Mishustin como primeiro-ministro reflete as preocupações do Kremlin sobre o declínio dos padrões de vida no país e a opinião pública negativa em relação ao governo.

Apesar de tornar públicas suas intenções com antecedência, a permanência de Putin não é totalmente garantida. No entanto, caso se concretize, tal evento transcenderia internacionalmente em dois níveis principais: político e econômico.

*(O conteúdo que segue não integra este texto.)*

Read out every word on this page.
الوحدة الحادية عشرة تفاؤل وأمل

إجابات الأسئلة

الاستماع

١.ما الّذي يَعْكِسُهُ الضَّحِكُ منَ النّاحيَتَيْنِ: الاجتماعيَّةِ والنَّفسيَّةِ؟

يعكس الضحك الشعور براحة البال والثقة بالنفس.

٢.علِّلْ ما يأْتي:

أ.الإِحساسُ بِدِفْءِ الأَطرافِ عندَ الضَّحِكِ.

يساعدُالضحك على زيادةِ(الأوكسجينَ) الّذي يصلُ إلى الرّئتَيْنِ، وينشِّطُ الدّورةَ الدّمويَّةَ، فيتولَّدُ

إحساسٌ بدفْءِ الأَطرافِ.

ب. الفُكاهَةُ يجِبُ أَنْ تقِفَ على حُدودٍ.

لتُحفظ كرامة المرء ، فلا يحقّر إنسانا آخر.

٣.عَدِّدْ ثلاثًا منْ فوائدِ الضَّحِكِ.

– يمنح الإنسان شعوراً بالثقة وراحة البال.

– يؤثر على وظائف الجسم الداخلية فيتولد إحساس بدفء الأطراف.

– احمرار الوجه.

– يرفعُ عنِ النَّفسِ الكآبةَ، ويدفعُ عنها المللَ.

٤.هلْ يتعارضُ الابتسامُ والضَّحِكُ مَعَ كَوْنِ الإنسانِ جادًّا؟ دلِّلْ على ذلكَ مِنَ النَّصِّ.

Não há dúvidas sobre o poder disruptivo que a Rússia de Putin tem exercido, principalmente em seus dois últimos mandatos, onde o presidente conseguiu semear a discórdia entre a Europa e os Estados Unidos. Não apenas isso, mas também direcionou sabiamente a política externa russa ao fazer uma aliança estratégica com a China, que hoje se presume ser aquela que desfere um forte golpe no "Ocidente clássico".

Apesar das condições econômicas domésticas não muito favoráveis ​​(em grande parte devido às sanções econômicas patrocinadas pelos EUA), a continuação de Putin no poder levará a uma dinâmica econômica internacional muito mais forte na década atual. Isso é demonstrado por sua personalidade corajosa que optou pela continuação, contra todas as probabilidades, do nord stream 2; bem como "a guerra do petróleo bruto" que surgiu como resultado da pandemia gerada pelo vírus covid-19.

É difícil imaginar como certos eventos internacionais, como a guerra na Síria, a anexação da Crimeia e a construção das correntes norte e sul, teriam sido diferentes se alguém que não fosse Putin estivesse no comando. Por isso mesmo, também é desconcertante imaginar o futuro da Rússia sem ele. Só o tempo decidirá se teremos que testemunhar tal cenário, ou continuar a imaginá-lo.

Fontes

    Goldman, M. (2010) Petrostate: Putin, Power, and the New Russia. Oxford University Press: Londres.